Andy Hsu was born in Taiwan and grew up in the USA where he studied at San Francisco Art Institute. He completed his postgraduate studies at Goldsmiths College in London, the city in which he has resided and worked ever since.

 

It would be easy to describe his work as eclectic—because it has been somewhat media-agnostic and sometimes is rather opaque and defiant of obvious reading. But, there is another level on which its core preoccupations are fairly focussed, whether channelling traditional popular performance forms, digital culture or contemplating the visual culture of the London streets he inhabits daily, and these are often the apparent “subject” of his works. 

 

Values—their relativity and intrinsic political positions—are at the heart of Andy Hsu’s work. Some will rightly see the potentially geeky technician at first glance; the guy who deploys good old-fashioned DIY one minute but might equally employ the nous of a professional industrial designer in achieving the working fabrication of an industrialised product the next.

 

Whether stated or not, there is much within Andy Hsu’s work that brings to mind the lessons of Arte Povera—and, indeed, some of the dialectical and political discussions bound up within it. 

 

This is perhaps most immediately visible for a work he made in London in which he channelled the tradition of the “pound store”, a kind of low-rent retail phenomenon observable in many UK low-income neighbourhoods usually selling a vast range of goods from the pragmatic to downright pointless. His installation, a kind of lo-tech, DIY, reworked rendition of a “pound store”, offered goods, displayed in the apparently higgledy piggledy style of the real thing.
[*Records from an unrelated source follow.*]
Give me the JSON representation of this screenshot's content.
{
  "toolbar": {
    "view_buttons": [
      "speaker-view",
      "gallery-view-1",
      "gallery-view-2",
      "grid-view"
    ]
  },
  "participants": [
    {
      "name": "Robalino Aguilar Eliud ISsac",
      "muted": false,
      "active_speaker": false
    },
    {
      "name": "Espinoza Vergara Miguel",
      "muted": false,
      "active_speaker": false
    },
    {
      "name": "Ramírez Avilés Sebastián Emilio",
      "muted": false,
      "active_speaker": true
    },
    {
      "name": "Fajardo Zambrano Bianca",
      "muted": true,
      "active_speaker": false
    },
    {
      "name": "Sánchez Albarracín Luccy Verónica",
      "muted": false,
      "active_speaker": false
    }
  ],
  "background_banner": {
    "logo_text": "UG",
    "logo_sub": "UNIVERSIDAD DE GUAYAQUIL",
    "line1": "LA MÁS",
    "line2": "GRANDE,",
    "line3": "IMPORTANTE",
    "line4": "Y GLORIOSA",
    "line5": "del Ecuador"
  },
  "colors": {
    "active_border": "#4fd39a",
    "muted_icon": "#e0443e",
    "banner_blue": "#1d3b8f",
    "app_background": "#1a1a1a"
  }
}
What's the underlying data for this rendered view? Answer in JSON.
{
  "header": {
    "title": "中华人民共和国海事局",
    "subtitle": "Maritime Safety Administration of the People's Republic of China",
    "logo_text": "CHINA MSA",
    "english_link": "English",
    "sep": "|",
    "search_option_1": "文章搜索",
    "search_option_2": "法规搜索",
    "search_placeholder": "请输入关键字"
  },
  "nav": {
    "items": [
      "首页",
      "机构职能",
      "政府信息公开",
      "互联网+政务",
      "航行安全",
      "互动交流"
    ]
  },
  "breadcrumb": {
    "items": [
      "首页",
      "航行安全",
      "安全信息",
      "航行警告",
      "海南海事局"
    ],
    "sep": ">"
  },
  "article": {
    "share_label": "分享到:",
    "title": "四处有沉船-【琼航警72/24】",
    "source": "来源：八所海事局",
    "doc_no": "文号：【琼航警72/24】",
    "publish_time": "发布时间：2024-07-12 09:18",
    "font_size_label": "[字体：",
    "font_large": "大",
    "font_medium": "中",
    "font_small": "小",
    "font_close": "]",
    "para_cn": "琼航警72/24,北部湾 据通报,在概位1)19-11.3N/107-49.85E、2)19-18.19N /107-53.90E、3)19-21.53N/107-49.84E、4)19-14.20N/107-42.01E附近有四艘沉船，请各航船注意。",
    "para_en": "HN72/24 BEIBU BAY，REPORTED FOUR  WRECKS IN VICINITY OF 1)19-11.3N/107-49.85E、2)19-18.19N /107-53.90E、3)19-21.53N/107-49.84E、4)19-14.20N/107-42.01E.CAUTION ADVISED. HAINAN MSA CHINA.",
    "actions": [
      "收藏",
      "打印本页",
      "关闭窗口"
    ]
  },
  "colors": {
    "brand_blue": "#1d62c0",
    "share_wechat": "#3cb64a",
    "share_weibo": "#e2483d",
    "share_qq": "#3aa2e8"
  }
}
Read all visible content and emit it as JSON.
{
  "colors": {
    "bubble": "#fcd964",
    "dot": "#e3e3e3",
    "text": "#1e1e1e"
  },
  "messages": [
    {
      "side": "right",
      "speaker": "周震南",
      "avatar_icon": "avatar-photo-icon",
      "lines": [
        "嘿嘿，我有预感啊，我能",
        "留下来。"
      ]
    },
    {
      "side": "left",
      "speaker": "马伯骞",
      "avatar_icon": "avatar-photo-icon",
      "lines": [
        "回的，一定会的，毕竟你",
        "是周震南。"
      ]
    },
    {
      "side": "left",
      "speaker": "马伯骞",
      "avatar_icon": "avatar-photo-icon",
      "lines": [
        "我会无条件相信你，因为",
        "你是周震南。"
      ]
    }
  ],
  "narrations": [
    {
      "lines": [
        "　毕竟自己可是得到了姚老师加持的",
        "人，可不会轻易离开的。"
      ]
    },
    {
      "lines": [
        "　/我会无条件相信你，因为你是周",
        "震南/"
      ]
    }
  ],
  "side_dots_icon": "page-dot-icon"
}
Yet, on closer inspection, nothing was exactly as it seemed. 

 

Here, as in various other works, the social, cultural and economic values accorded goods through their modes of display or how their desirable values are articulated, is at the heart of his work. Yet, he might just as easily turn this gaze on the notion of museal display as on how we accord values to objects connected with artists or those sold in retail contexts, particularly those commonly deemed to have low social desirability or status.

 

Conversely, in his collaborations with Sarah Baker, things become even harder to pin down. It would be far too easy to say “in his irregular collaborations with artist Sarah Baker”. In reality they aren’t irregular or occasional. The de facto luxury perfume house that grew out of one of Sarah Baker’s art projects is something on which the duo collaborate daily. Even if the organic trajectory into artist-run commercial brands has a high cultural status that many luxury brands try to incorporated into their own claims signalling cultural value, the reality is that very few artists actually run a commercially available brand in the way that Andy and Sarah do.

So, we need to be more specific if we talk of “irregular collaborations”—such as ‘Ominous Ox’ (2009), a performance work at London’s Victoria & Albert Museum, curated by Jen Wu. Drawing on traditional Chinese New Year celebrations, this performance combined a four-legged “ox” with actor actress Anna Bondareva, resplendent in Alexander McQueen, “playing” Sarah Baker as a character in a performance that unfolded through the august halls of the museum. 

 

In True North, the work by Sarah Baker & Andy Hsu is even more complex because it channels their history of irregular collaborations as well as the question that haunts their daily reality: “What happens when artists accidentally create a luxury fragrance brand?”